Где-то с правой стороны раздался приглушенный расстоянием взрыв, и среди кухонного чада разлилось оранжевое сияние, похожее на солнечный закат. Оно сопровождалось металлическим лязгом и жалобными стонами. Сияние померкло, но не исчезло. Сенешаль кинул быстрый взгляд в ту сторону, но не проявил особого беспокойства, даже когда — через несколько мгновений — мимо побежали толпы служек с ведрами воды и песка, с пожарными топориками, с носилками и одеялами.
— Теперь о другом, — сказал Квисс, когда впереди показалось место, где был брошен в котел лживый коротышка. — Притом что у вас тут столько подвижного оборудования, — он обвел рукой плывущие сверху канаты и цепи с кухонной утварью, — притом, что есть даже часовой механизм со сложными передачами, притом, что в стеклянных полах проложена сложнейшая система водоснабжения...
— Ну-ну? — перебил сенешаль. Квисс стиснул зубы:
— Почему нельзя подавать нам еду, пока она не остыла?

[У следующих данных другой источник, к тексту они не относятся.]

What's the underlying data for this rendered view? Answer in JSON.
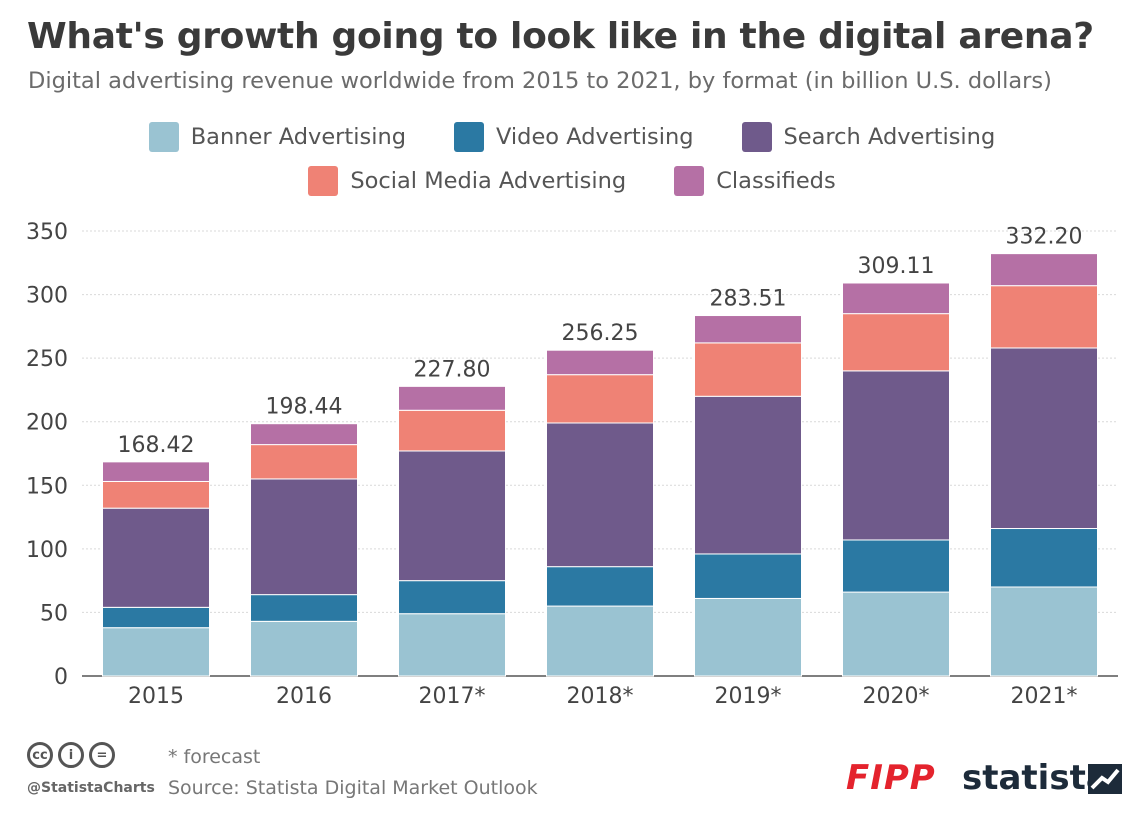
{
  "title": "What's growth going to look like in the digital arena?",
  "subtitle": "Digital advertising revenue worldwide from 2015 to 2021, by format (in billion U.S. dollars)",
  "legend": [
    {
      "label": "Banner Advertising",
      "color": "#9ac3d2"
    },
    {
      "label": "Video Advertising",
      "color": "#2b79a3"
    },
    {
      "label": "Search Advertising",
      "color": "#6f5a8b"
    },
    {
      "label": "Social Media Advertising",
      "color": "#ef8275"
    },
    {
      "label": "Classifieds",
      "color": "#b570a5"
    }
  ],
  "chart_data": {
    "type": "bar",
    "stacked": true,
    "categories": [
      "2015",
      "2016",
      "2017*",
      "2018*",
      "2019*",
      "2020*",
      "2021*"
    ],
    "series": [
      {
        "name": "Banner Advertising",
        "color": "#9ac3d2",
        "values": [
          38,
          43,
          49,
          55,
          61,
          66,
          70
        ]
      },
      {
        "name": "Video Advertising",
        "color": "#2b79a3",
        "values": [
          16,
          21,
          26,
          31,
          35,
          41,
          46
        ]
      },
      {
        "name": "Search Advertising",
        "color": "#6f5a8b",
        "values": [
          78,
          91,
          102,
          113,
          124,
          133,
          142
        ]
      },
      {
        "name": "Social Media Advertising",
        "color": "#ef8275",
        "values": [
          21,
          27,
          32,
          38,
          42,
          45,
          49
        ]
      },
      {
        "name": "Classifieds",
        "color": "#b570a5",
        "values": [
          15.42,
          16.44,
          18.8,
          19.25,
          21.51,
          24.11,
          25.2
        ]
      }
    ],
    "totals": [
      "168.42",
      "198.44",
      "227.80",
      "256.25",
      "283.51",
      "309.11",
      "332.20"
    ],
    "yticks": [
      "0",
      "50",
      "100",
      "150",
      "200",
      "250",
      "300",
      "350"
    ],
    "ylim": [
      0,
      350
    ],
    "grid": true,
    "legend_position": "top"
  },
  "footer": {
    "cc_icons": [
      "cc",
      "i",
      "="
    ],
    "handle": "@StatistaCharts",
    "forecast_note": "* forecast",
    "source": "Source: Statista Digital Market Outlook",
    "partner_logo": "FIPP",
    "brand_logo": "statista"
  }
}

Они как раз проходили мимо котла, в который Квисс зашвырнул вероломного служку. Как ни странно, существо оказалось весьма живучим: оно сидело поблизости с самым жалким видом, дрожа мелкой дрожью, а толпившиеся вокруг собратья обсушивали его тряпками. Подручный повара руководил чисткой плиты вокруг котла и подготовкой новых порций провизии взамен расплескавшейся похлебки. Сенешаль остановился, придирчиво следя за ходом работ. Служки зашевелились еще проворнее. Искупавшееся в котле создание вконец обезумело от страха при виде великана-мучителя: оно затряслось так, что во все стороны полетели капли варева, как вода с отряхнувшейся собачонки.
— Путь наверх не близок, — объяснил сенешаль.
— Так соорудите простейший подъемник — то, что называется «немой официант».
— Это бы... — Сенешаль замолчал, наблюдая за подручным повара: тот опустил в котел черпак на длинной ручке и поднес ко рту, одобрительно кивнул и начал спускаться с приставной лестницы, а сенешаль продолжил: — ...противоречило традициям. Для наших официантов большая честь — подавать гостям еду. Не могу же я лишить их этой привилегии. «Немой официант» был бы... — Подручный отдал какие-то распоряжения и протянул все тот же черпак с варевом на пробу младшему повару; тогда сенешаль договорил: — ...слишком безличным.
— Какая разница! Уж без этих-то личностей я бы преспокойно обошелся, — сказал Квисс, кивая на кухонных служек всевозможных рангов и мастей.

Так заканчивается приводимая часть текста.